The guy looking for a movie about a "nasty bad cop, rotten to the core!" at the video store in Air Doll.

"Good news!" Smiling Vondie Curtis Hall slides into frame at the end of Bad Lieutenant: Port of Call New Orleans.

"Derek, I'm gonna haveta call you back." Don't fuck with Beyonce! Obsessed.

"You won't jump off that cliff cuz I won't let you." A tender moment of friendship in Anvil: The Story of Anvil.

Ronnie tells a vomit-drooling Brandi, "I accept you." Observe and Report/

The midwife borrows a bike and pedals out of the movie.
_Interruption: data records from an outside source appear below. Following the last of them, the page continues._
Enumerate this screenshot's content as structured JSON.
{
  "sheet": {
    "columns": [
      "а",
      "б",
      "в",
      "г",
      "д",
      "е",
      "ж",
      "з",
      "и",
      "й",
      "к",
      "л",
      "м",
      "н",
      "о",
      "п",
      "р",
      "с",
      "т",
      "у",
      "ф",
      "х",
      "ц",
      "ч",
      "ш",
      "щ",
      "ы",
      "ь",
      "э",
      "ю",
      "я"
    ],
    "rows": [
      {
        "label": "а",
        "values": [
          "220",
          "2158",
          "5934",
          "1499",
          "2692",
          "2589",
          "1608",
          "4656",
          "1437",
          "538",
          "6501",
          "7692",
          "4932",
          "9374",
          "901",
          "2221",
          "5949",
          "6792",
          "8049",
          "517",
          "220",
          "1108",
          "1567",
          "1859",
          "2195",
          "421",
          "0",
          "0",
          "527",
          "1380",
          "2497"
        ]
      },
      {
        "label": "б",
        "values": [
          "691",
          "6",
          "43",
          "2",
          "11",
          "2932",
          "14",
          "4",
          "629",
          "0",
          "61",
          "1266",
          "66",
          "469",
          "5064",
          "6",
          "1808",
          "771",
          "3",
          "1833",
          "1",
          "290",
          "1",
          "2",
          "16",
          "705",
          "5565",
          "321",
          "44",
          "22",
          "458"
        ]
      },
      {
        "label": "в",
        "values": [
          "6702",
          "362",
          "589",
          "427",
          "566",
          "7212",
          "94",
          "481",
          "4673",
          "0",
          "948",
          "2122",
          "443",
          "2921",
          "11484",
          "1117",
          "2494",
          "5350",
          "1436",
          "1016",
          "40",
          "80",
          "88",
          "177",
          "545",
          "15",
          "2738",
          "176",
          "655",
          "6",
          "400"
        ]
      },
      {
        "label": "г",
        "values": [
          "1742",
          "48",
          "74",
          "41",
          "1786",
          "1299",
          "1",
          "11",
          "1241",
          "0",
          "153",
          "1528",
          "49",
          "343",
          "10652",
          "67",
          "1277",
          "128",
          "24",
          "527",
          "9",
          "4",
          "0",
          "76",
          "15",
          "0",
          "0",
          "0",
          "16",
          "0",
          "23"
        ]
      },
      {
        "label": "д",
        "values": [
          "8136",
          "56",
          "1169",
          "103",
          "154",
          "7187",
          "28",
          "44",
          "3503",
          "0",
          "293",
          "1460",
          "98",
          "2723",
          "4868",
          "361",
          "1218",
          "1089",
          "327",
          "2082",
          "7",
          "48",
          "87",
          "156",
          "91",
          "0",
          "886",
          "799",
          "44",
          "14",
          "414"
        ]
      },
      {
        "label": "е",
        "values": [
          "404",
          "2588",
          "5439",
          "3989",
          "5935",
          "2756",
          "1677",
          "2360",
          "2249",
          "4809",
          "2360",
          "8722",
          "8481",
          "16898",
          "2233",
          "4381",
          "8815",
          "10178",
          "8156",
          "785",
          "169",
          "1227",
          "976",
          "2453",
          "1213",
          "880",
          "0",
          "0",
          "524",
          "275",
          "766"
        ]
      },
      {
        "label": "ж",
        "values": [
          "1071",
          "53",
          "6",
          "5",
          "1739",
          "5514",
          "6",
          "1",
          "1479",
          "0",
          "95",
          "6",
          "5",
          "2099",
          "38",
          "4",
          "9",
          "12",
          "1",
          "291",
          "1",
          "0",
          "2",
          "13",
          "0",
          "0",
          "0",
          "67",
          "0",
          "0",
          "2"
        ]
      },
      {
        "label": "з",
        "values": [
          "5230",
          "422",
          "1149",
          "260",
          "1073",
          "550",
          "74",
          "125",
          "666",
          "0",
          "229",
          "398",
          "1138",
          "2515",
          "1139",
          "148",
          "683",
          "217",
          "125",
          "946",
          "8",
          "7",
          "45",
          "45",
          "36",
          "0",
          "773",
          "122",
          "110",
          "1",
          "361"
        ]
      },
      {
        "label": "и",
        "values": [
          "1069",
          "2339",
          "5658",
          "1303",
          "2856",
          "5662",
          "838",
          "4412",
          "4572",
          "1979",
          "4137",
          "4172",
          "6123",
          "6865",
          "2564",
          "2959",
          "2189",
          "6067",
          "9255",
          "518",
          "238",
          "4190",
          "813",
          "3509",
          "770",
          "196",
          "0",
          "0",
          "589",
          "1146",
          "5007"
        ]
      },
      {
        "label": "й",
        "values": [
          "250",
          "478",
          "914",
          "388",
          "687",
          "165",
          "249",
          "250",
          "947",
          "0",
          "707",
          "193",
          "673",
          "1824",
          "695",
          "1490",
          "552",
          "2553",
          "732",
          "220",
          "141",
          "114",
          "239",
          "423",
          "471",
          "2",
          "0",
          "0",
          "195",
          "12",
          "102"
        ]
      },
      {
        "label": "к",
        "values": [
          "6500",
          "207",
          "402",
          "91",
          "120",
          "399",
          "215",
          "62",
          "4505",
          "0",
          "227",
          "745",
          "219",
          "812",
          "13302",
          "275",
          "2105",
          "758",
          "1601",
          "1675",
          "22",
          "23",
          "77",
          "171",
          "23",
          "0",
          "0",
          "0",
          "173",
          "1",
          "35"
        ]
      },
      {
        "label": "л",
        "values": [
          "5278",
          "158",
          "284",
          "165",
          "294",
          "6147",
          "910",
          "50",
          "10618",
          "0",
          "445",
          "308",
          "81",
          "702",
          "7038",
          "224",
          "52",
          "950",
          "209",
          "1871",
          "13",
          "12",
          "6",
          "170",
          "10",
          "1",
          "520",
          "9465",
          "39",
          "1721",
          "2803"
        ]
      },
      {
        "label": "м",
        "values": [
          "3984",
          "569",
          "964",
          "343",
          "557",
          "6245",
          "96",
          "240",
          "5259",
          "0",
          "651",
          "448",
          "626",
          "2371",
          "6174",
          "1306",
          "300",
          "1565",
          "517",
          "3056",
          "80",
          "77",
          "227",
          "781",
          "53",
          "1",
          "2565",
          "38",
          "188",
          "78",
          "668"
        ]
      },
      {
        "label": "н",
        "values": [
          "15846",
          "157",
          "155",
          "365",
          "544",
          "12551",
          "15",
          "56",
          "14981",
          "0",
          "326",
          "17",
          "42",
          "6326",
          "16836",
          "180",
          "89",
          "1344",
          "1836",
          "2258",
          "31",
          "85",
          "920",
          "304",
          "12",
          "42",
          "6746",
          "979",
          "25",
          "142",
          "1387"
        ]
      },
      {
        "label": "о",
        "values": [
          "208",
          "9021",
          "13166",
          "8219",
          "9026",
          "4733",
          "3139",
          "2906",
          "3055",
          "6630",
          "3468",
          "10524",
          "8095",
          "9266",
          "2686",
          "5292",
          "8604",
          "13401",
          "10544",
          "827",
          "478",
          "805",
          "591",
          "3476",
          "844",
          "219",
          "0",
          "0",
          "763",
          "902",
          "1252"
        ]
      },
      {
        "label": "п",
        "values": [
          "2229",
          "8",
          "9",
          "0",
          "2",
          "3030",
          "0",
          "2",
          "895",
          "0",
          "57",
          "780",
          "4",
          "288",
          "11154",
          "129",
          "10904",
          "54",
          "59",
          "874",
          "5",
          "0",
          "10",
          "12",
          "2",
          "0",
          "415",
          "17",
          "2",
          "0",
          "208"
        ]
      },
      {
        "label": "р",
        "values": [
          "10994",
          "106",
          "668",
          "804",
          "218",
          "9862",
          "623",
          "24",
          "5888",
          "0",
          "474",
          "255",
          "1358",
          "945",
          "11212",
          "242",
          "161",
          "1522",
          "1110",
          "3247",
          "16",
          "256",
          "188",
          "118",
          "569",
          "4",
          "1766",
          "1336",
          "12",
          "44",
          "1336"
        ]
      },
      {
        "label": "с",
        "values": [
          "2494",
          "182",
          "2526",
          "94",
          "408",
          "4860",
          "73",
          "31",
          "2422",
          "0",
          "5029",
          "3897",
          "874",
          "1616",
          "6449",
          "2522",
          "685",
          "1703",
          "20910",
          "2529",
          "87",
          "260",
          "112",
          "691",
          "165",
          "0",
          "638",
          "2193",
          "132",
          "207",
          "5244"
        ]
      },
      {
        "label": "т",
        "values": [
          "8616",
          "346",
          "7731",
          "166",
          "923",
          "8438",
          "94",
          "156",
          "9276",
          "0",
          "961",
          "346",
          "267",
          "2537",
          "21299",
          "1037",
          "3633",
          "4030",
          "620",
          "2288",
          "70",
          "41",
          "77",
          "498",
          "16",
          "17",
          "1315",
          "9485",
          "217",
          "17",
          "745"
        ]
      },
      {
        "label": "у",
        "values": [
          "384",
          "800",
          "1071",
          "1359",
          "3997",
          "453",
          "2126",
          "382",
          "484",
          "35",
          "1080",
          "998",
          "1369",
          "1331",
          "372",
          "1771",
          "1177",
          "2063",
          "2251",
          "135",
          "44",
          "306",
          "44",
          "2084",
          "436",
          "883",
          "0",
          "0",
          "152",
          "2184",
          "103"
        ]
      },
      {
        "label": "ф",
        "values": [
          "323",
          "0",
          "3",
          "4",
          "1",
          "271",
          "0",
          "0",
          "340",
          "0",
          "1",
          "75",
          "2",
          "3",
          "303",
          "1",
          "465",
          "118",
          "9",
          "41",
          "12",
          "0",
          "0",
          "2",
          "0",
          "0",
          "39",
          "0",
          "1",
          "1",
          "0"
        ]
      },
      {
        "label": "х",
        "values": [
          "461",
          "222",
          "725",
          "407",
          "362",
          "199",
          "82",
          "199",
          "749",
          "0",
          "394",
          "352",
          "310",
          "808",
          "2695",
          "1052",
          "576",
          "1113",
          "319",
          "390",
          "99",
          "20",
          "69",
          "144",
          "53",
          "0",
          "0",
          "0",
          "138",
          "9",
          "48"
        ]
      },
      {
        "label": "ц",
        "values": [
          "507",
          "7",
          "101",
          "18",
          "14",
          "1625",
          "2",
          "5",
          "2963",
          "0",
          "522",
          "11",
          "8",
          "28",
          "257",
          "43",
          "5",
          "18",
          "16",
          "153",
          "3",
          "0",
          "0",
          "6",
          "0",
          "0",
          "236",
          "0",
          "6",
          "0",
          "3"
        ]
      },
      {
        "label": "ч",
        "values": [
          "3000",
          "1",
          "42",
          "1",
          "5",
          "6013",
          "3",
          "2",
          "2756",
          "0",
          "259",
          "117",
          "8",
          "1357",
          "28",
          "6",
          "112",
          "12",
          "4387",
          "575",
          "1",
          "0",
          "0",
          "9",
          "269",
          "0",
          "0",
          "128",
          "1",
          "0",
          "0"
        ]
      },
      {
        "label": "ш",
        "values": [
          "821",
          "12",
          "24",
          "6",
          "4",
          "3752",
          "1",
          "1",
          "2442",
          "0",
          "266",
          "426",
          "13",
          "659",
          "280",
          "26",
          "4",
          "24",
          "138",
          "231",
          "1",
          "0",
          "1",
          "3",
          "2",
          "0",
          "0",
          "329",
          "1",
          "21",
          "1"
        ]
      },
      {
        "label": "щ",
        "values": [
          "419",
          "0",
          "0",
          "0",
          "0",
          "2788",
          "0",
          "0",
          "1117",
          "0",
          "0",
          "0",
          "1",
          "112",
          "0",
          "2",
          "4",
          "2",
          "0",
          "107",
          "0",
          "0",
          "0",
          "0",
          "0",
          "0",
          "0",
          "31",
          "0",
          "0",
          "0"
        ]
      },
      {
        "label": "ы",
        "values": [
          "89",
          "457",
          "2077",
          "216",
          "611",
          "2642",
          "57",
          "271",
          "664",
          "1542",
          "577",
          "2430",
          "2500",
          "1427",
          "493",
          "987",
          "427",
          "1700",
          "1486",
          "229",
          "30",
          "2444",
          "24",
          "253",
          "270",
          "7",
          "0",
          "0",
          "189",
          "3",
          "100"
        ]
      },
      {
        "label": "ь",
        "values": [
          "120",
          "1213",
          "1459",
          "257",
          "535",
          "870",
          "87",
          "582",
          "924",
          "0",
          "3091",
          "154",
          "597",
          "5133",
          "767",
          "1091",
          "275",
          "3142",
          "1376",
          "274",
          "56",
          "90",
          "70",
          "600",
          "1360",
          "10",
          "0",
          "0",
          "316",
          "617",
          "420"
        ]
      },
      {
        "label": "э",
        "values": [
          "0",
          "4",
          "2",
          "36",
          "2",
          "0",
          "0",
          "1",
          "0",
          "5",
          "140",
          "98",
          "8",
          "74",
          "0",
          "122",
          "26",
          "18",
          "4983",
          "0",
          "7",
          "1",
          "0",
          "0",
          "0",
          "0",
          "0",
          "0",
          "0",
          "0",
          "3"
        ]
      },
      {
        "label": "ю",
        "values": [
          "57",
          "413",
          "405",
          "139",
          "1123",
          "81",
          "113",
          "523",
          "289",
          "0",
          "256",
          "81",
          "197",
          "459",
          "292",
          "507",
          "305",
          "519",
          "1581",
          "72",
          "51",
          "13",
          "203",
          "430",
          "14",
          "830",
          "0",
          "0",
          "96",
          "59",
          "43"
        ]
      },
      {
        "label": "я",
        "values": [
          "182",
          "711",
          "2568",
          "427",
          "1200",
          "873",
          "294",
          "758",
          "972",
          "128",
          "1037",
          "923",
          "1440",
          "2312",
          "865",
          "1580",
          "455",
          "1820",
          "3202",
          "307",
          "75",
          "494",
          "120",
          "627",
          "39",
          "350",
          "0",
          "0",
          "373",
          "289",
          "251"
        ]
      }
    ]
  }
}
The White Ribbon.

The security camera does a double take (Micmacs.)

Bruce Dern as Creepy Carl in The Hole 3-D.

Birol Unel as Shayne the cook in Soul Kitchen.

Razzle 'em. Dazzle 'em. Michael Shannon introduced in My Son My Son What Have Ye Done? at a point where things still look promising.

A truck stop, a dwarf, a video camera, a pick ax and a naked lady and suddenly My Bloody Valentine 3-D is in some surreal realm it wasn't in before and won't return to again.

Whats been lost: the first 10 minutes of Up!

Whats been lost: the last 10 minutes of Summer Hours.

Seeing Alien and Aliens at the Jacob Burns Film Center on my birthday with my pregnant wife and some of my best friends and realizing that both those movies are even better than I ever gave them credit for!


TOP 10 DVD's



3. MURNAU, 1921-1926 (kino)

4. FOUR FLIES ON GREY VELVET - uncut (mya communications/ryko)

5. WAGON MASTER (warner home video)

6. A CHRISTMAS TALE (criterion)

7. THE LINE-UP (columbia pictures film noir classics)

8. NIKKATSU NOIR (eclispe, series 17)

9. HARDWARE - blu-ray (severin films)

10. THE SAMUEL FULLER COLLECTION (sony pictures entertainment)


Things to look forward to in 2009:

Still waiting on Green Zone.

Tony Kaye's Black Water Transit.

Gus Van Sant's Restless.

The Last Airbender - you heard me right! I've been wanting to see M. Night direct a script by someone else for 10 years.

On the fence:
Greenburg (will it be The Squid & the Whale or Margot at the Wedding?)

Toy Story 3 (will it be Cars or Toy Story 2?)

Things to dread:
Michael Winterbottom directing The Killer Inside Me.
Marmaduke - so, Owen Wilson just does dog movies now?

Hot Tub Time Machine - what happened to Time Toilet?